Low fat, non-fat, fat fat fat. We always hear about fat as though it is the enemy. The logic is if you eat fat it gets added on to your body like adding clay to a sculpture. People think “low fat” means healthy. But even with all this propaganda and clever labeling of foods, the world gets fatter. 65% of the population are overweight in this country, and 30% obese! People are less healthy, including the ones on the “lowfat” diets. Why? How could a lowfat diet make you fat?


There are a few reasons. First of all, when fat is taken out of foods there is usual a tendency to replace that part of the foods makeup and flavor with something else….sugar. So much is added that when eaten, the body secretes high amounts of insulin, the hormone which helps the body regulate sugars in the system. Strangely this increased insulin signals greater hunger, and the additional sugars are stored as fat! Yes fat. So “lowfat” but high sugar actually is worse than the original fat contained in the product you thought was helping you lose weight. When you start your day with a high glycemic index (GI) food, it will serve to increase your hunger for the remainder of the day making you eat more “lowfat” food and creating a cycle of weight gain. Doesn’t it just make you angry? It is really criminal that food producers can claim as healthy, foods that are actually worse for you, but that is the magic of marketing. It does not matter what the truth is if it sells better by saying something else.


Another factor is that we actually need fat in our diet. Not just any fat of course, but the right kind. This proper fat actually makes you eat less by filling you up faster, and it is a low GI food. Red meat and dairy have what you call “saturated fats”. These are not the ones you want. So if you eat red meat, make it lean, and dairy is not only a bad fat, but is also highly inflammatory, so is to be strictly limited. These fats actually worsen insulin resistance which is the bodies resistance to the proper function of insulin to allow sugars into the cells for use as energy. This is due to the cycle of too much insulin being produced as a result of high blood sugar brought about by high GI food intake. The body senses the high insulin, and the cells start to shut the door, recognizing this as a problem.
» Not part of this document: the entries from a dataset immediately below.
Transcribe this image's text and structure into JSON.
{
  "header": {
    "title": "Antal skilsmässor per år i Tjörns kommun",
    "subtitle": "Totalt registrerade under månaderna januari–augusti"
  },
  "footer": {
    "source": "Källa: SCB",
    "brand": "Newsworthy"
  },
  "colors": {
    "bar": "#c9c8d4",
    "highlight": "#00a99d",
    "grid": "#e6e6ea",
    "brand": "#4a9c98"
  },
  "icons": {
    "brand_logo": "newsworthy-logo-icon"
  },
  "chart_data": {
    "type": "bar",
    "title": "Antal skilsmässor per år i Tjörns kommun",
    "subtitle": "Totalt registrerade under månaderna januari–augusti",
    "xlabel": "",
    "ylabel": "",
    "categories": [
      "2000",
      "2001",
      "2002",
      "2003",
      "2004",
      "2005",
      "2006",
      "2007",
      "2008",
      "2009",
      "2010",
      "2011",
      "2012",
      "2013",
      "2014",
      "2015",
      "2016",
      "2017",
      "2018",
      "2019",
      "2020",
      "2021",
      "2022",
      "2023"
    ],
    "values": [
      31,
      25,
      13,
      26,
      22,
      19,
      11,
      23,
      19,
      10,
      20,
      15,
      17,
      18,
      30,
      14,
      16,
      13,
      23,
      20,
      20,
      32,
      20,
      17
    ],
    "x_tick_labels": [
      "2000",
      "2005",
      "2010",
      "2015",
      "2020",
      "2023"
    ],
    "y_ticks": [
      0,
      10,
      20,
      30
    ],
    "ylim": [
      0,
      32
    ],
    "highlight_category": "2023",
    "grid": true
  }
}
So what fat do we need? To start with cold water fish and flaxseed have these fats, nuts, seeds, safflower, soybean, and olive oil, avocados, all possess these fats as well. You may have heard of them. Omega 6 and Omega 3 oils. Our diet should have a 1-1 ratio of these fatty acids, and in years gone by they used to. Grass fed beef has a 1-1 ratio of these oils, but corn fed, which is most of todays beef, does not. Also we used to eat more oils and fish, nuts and seeds, and so forth. Now we think we are doing ourselves a favor by eating low fat foods and diet meals processed and prepared for us for speed, and what we think is food prepared by health professionals for our benefit. Not always true. The more a food is pre-processed, the less your body has to work to digest, the faster the food is assimilated and the faster the blood sugar spikes after a meal, which as we already stated is bad news. The fiber content in whole foods is a regulatory material which helps keep the speed of assimilation at a proper level, which keep the sugar levels at a good constant rate. We will also discuss meal spacing and snacks (the good kind) later too which is part of the issue.


Now, to cap it off, we need certain fats. Your brain is actually mostly fat. But, don’t think this means that you should go on a fat binge. There is still a need for balance. Avoid things like potato chips and snack foods since these have the bad fats. Cakes, cookies and donuts too are no good. Lard, Margarine, palm and kernel oil, cheese, shortening, poultry skin, deep fried foods and any trans fats, or hydrogenated oils.